Why Electrical engineers should consider Power Factor?

Electrical Engineer should consider power factor since to obtain the following factors:

• Reduced I²R losses in the distribution system to provide better utility and maintain power factor unity

• Less voltage drops V_LN= I Z_eq

Where,

V_LN  – Line to Neutral Voltage

Z_{eq –} Equivalent Impedance

I   – Current

voltage drop is the major issue in the distribution system. By maintaining the Power factor, Engineers can prevent voltage drop

• Reduced conductor size – economical in distribution system

• Possible reduce substation transformer size

• Provides Voltage support – Electrical engineers face a serious difficulty in the industry due to voltage imbalance.

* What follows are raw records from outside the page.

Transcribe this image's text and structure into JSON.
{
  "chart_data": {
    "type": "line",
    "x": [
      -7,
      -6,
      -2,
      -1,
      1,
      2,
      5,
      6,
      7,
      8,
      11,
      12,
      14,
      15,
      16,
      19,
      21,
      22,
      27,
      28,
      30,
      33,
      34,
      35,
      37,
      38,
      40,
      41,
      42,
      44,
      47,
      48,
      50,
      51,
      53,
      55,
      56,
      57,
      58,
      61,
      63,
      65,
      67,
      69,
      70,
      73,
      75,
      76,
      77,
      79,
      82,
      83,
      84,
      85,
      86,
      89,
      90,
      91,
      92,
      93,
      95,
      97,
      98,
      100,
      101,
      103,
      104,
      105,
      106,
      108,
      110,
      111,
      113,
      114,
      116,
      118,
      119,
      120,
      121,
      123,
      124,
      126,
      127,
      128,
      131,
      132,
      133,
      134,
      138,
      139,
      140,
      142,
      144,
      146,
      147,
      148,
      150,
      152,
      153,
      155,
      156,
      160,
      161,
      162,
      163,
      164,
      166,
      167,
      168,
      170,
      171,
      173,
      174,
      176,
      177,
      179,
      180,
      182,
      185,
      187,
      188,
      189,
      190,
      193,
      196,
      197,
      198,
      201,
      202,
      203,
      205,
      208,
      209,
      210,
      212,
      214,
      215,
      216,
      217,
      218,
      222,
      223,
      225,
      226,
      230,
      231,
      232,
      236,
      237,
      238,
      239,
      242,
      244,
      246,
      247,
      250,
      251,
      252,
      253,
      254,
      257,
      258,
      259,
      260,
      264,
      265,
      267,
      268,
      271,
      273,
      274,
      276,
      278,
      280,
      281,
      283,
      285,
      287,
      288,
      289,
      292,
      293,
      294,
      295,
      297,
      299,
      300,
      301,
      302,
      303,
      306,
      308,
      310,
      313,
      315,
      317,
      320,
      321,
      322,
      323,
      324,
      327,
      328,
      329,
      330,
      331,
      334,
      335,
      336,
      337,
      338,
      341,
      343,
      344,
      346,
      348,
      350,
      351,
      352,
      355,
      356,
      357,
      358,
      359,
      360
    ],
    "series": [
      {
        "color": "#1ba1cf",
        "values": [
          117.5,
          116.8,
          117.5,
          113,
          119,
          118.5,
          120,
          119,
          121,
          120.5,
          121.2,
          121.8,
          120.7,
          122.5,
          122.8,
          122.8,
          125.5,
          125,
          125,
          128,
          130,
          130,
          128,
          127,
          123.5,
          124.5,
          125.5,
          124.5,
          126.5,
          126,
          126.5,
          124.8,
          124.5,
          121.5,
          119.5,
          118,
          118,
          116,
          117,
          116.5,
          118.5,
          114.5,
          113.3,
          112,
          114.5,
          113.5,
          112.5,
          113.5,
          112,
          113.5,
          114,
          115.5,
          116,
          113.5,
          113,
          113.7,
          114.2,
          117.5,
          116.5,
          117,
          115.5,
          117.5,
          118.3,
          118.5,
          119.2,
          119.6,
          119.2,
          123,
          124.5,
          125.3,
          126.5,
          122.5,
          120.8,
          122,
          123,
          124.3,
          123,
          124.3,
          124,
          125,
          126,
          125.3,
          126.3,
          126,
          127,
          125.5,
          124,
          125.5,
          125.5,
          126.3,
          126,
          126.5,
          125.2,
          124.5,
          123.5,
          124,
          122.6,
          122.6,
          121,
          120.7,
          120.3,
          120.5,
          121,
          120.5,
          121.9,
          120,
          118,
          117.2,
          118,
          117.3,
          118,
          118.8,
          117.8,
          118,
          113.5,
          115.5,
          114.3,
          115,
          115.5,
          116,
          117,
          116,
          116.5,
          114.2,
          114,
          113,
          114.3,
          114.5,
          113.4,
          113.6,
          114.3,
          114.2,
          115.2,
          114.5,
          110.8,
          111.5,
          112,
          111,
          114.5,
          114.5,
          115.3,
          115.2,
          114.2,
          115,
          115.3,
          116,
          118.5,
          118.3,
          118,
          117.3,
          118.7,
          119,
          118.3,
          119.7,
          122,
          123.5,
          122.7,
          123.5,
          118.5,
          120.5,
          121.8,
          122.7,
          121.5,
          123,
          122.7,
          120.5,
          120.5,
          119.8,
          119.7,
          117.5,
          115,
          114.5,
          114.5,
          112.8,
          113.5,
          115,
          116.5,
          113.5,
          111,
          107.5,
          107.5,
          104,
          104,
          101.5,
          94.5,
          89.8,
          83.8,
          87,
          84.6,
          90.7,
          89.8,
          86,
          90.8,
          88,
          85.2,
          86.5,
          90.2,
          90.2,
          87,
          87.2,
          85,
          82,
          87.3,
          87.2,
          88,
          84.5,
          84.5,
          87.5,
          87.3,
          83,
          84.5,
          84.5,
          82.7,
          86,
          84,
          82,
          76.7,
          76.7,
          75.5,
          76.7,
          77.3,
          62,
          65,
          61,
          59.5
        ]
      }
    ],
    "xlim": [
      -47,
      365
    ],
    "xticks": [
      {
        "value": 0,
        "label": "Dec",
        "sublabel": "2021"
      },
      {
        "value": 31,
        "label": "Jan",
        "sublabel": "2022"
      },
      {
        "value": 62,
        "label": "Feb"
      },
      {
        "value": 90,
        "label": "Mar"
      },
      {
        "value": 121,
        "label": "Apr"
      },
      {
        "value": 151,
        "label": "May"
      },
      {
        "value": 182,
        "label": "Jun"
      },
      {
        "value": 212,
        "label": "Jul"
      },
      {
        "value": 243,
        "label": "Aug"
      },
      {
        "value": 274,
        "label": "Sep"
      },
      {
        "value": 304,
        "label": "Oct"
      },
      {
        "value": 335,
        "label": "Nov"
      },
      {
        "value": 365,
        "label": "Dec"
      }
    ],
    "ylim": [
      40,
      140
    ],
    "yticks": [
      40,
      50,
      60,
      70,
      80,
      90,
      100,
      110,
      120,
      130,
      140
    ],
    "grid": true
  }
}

Power Factor Correction Benefits:

• Reduce the cost of electricity.
• Increase the capacity of the distribution system by reducing load losses.
• Manage the system’s voltage regulation as well as possible.
• Increases Power factor efficiency.

Lagging Power Factor:

The magnetic field of an inductive load, such as an induction motor, holds back the current, causing a phase shift in which the voltage and current wave forms fall out of sync with the current, causing it to pass through the zero point after the voltage. The term for above said is lagging power factor.

Though the kVAr is ineffective, the magnetic field that rotates the motor requires some reactive power to develop and maintain. The current will be at an angle below the voltage line in a phasor diagram for a purely inductive load, indicating that not all of the electricity spent is accomplishing work.

Leading Power Factor:

The voltage and current are out of phase in a purely capacitive load, except that the voltage is held back this time. As a result, there is a leading power factor. Again, this means that not all of the electricity is used for productivity, but that it must be compensated for regardless. The current line would be at an angle above the voltage line since it is leading in the phasor diagram for a fully capacitive load.

Some Useful Questions:

1. What are the different types of power factor?

There are 3 types of power factor. They are,

• Lagging power factor,
• Leading power factor and
• Unity power factor.

2. What is power factor correction?

Reducing the supply of reactive power in a system is referred to as power factor correction. A synchronous motor and a capacitor bank are used to correct the power factor. Capacitor power banks are used in industry to regulate power factor.

3. Why is the power factor not more than unity?

Real power can be comparable to, but not more than, apparent power. As a result, the power factor cannot exceed unity. The cosine angle between voltage and current is used to define power factor, but the highest cosine value is 1 and the minimum is -1. As a result, a power factor greater than one is unattainable.  It would be a violation of the law of conservation of energy if it became larger. The power factor will be 1 but will not exceed 1. Because it is the ratio of true power (KW) to apparent power (KVA).

4. What are the various methods for power factor improvement?

There are three different ways to increase your power factor:

• Synchronous Condensers
• Phase Advancers and
• Capacitor Banks

5. What is real, apparent, and reactive power?

• Electrical energy consumption or the power used to do work on the load is referred to as real power or true power.
• Apparent power is the vector sum of active and reactive power delivered to the circuit.
• Reactive power is the power used but not utilised to perform work on the load. It is, nevertheless, necessary to maintain the voltage in order to supply active power through transmission and distribution lines.